Quanto aos recursos florestais, a municipalidade é rica em espécies como “pau-ferro”, mussivi, girassonde, mupanda e mumué, ao passo que na sua fauna são encontrados animais como a palanca real, palanca negra, elefante, hipopótamo, nguelengue, ngunga, leão, leopardo, hiena, onça, javali, crocodilo guará, porco-espinho, búfalo, canguro, nunce, mabeco, empala, avestruz, pacaça, entre outros.
Do ponto de vista do turismo, destacam-se no município, de acordo com a publicação, as quedas do rio Capembe, o parque do Tchitengue, as quedas do rio Lomba, o parque do Luengue, bem como a Missão Evangélica do Kunjamba-Dima.
Sobre o ordenamento do território e habitação, o município conta apenas com 35 habitações sociais, das quais 14 estão na sede do município, 10 no Licua e sete no Cunjamba.
Jovens aplaudem nova DPA
Sobre a implementação da nova Divisão Político-Administrativa (DPA), o académico Adriano Lucas considerou que servirá de âncora para o desenvolvimento sustentável das regiões visadas, bem como para o bem-estar das populações, pois permitirá a redução das distâncias e uma significativa aproximação dos serviços públicos.
O também secretário municipal executivo do Conselho Nacional da Juventude de Menongue, manifestou-se optimista quanto aos resultados previstos, tendo em conta os vários sectores em que vai incidir.
Salientou que, particularmente na esfera económica, a DPA vai gerar desenvolvimento nas localidades abrangidas, com maior ênfase na província do Cuando, com benefícios que vão desde a constituição da nova unidade orgânica governamental, com um orçamento a ser definido em função das preocupações, agregando capacidade não só nas famílias, como também nos agentes económicos.

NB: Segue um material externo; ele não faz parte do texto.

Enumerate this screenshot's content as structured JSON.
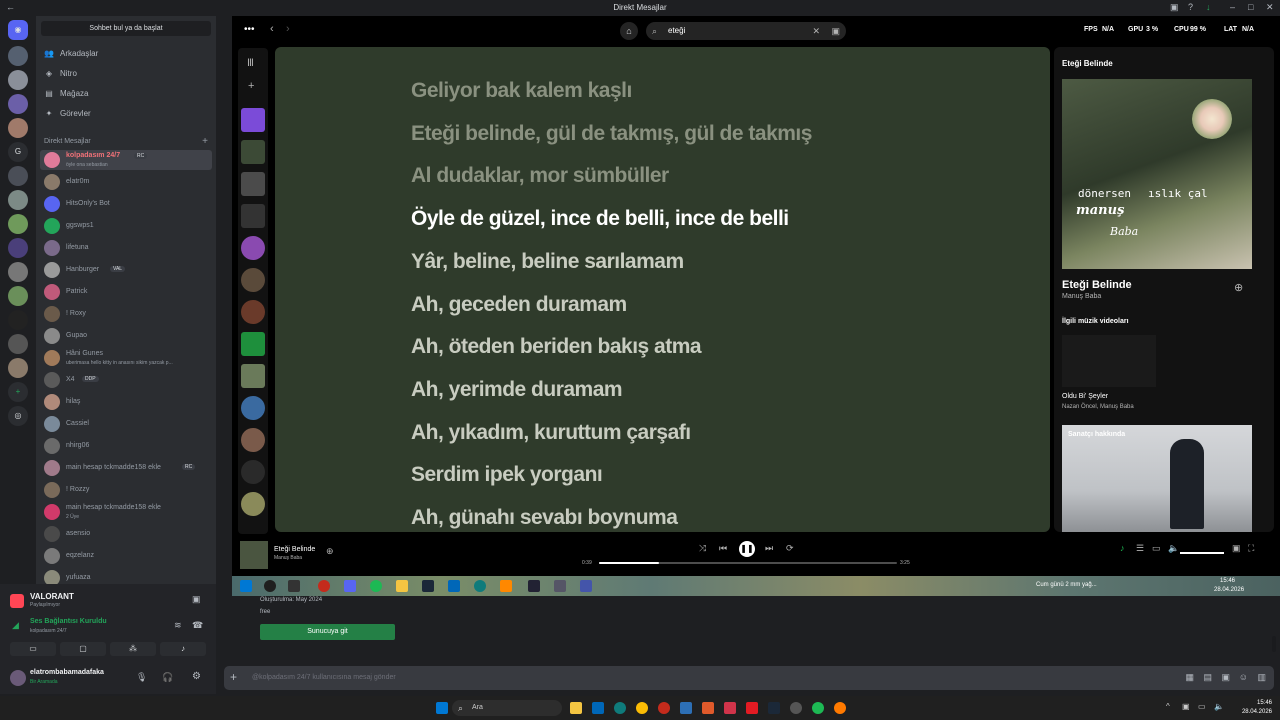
{
  "window": {
    "title": "Direkt Mesajlar"
  },
  "rail": {
    "letter": "G"
  },
  "sidebar": {
    "search_button": "Sohbet bul ya da başlat",
    "nav": [
      "Arkadaşlar",
      "Nitro",
      "Mağaza",
      "Görevler"
    ],
    "dm_header": "Direkt Mesajlar",
    "dms": [
      {
        "name": "kolpadasım 24/7",
        "sub": "öyle ona sebastian",
        "badge": "RC"
      },
      {
        "name": "elatr0m",
        "sub": "",
        "badge": ""
      },
      {
        "name": "HitsOnly's Bot",
        "sub": "",
        "badge": ""
      },
      {
        "name": "ggswps1",
        "sub": "",
        "badge": ""
      },
      {
        "name": "lifetuna",
        "sub": "",
        "badge": ""
      },
      {
        "name": "Hanburger",
        "sub": "",
        "badge": "VAL"
      },
      {
        "name": "Patrick",
        "sub": "",
        "badge": ""
      },
      {
        "name": "! Roxy",
        "sub": "",
        "badge": ""
      },
      {
        "name": "Gupao",
        "sub": "",
        "badge": ""
      },
      {
        "name": "Hâni Gunes",
        "sub": "uberimasa hello kitty in anasını sikim yazcak p...",
        "badge": ""
      },
      {
        "name": "X4",
        "sub": "",
        "badge": "DDP"
      },
      {
        "name": "hilaş",
        "sub": "",
        "badge": ""
      },
      {
        "name": "Cassiel",
        "sub": "",
        "badge": ""
      },
      {
        "name": "nhirg06",
        "sub": "",
        "badge": ""
      },
      {
        "name": "main hesap tckmadde158 ekle",
        "sub": "",
        "badge": "RC"
      },
      {
        "name": "! Rozzy",
        "sub": "",
        "badge": ""
      },
      {
        "name": "main hesap tckmadde158 ekle",
        "sub": "2 Üye",
        "badge": ""
      },
      {
        "name": "asensio",
        "sub": "",
        "badge": ""
      },
      {
        "name": "eqzelanz",
        "sub": "",
        "badge": ""
      },
      {
        "name": "yufuaza",
        "sub": "",
        "badge": ""
      }
    ]
  },
  "userpanel": {
    "activity_title": "VALORANT",
    "activity_sub": "Paylaşılmıyor",
    "voice_status": "Ses Bağlantısı Kuruldu",
    "voice_channel": "kolpadasım 24/7",
    "username": "elatrombabamadafaka",
    "user_status": "Bir Aramada"
  },
  "spotify": {
    "search_value": "eteği",
    "hud": {
      "fps_label": "FPS",
      "fps_val": "N/A",
      "gpu_label": "GPU",
      "gpu_val": "3 %",
      "cpu_label": "CPU",
      "cpu_val": "99 %",
      "lat_label": "LAT",
      "lat_val": "N/A"
    },
    "lyrics": [
      {
        "text": "Geliyor bak kalem kaşlı",
        "state": "past"
      },
      {
        "text": "Eteği belinde, gül de takmış, gül de takmış",
        "state": "past"
      },
      {
        "text": "Al dudaklar, mor sümbüller",
        "state": "past"
      },
      {
        "text": "Öyle de güzel, ince de belli, ince de belli",
        "state": "cur"
      },
      {
        "text": "Yâr, beline, beline sarılamam",
        "state": "future"
      },
      {
        "text": "Ah, geceden duramam",
        "state": "future"
      },
      {
        "text": "Ah, öteden beriden bakış atma",
        "state": "future"
      },
      {
        "text": "Ah, yerimde duramam",
        "state": "future"
      },
      {
        "text": "Ah, yıkadım, kuruttum çarşafı",
        "state": "future"
      },
      {
        "text": "Serdim ipek yorganı",
        "state": "future"
      },
      {
        "text": "Ah, günahı sevabı boynuma",
        "state": "future"
      }
    ],
    "nowplaying": {
      "header": "Eteği Belinde",
      "cover_line1": "dönersen",
      "cover_line2": "ıslık çal",
      "cover_line3": "manuş",
      "cover_line4": "Baba",
      "song": "Eteği Belinde",
      "artist": "Manuş Baba",
      "related_header": "İlgili müzik videoları",
      "video_title": "Oldu Bi' Şeyler",
      "video_artists": "Nazan Öncel, Manuş Baba",
      "about_label": "Sanatçı hakkında"
    },
    "player": {
      "title": "Eteği Belinde",
      "artist": "Manuş Baba",
      "elapsed": "0:39",
      "total": "3:25",
      "progress": 0.2
    }
  },
  "innerbar": {
    "weather": "Cum günü 2 mm yağ...",
    "time": "15:46",
    "date": "28.04.2026"
  },
  "servercard": {
    "created": "Oluşturulma: May 2024",
    "desc": "free",
    "join_button": "Sunucuya git"
  },
  "message": {
    "placeholder": "@kolpadasım 24/7 kullanıcısına mesaj gönder"
  },
  "taskbar": {
    "search": "Ara",
    "time": "15:46",
    "date": "28.04.2026"
  }
}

No concernente à esfera social da nova DPA a jovem Margarida Calupassa opina que abre novas oportunidades de emprego para vários, num processo mais inclusivo, de forma a que todos os cidadãos se sintam parte do processo de desenvolvimento que se pretende.
No capítulo político administrativo, destacou a expansão e acção dos partidos políticos com assento no parlamento, a instalação e criação de organizações governamentais e não governamentais, quer de âmbito internacional quer local, que terão uma oportunidade de estender as suas actividades filantrópicas e não só.
Por seu turno, Mendes Lote pensa que as infra-estruturas também são um ponto de extrema importância e para maior afectação, já que para se criar uma nova província urge que se tenha as infra-estruturas primárias de apoio com os serviços sociais constituídos, como sejam estradas, edifícios de apoios ao governo e administrações municipais, escolas e universidades, para fazer-se face às assimetrias regionais.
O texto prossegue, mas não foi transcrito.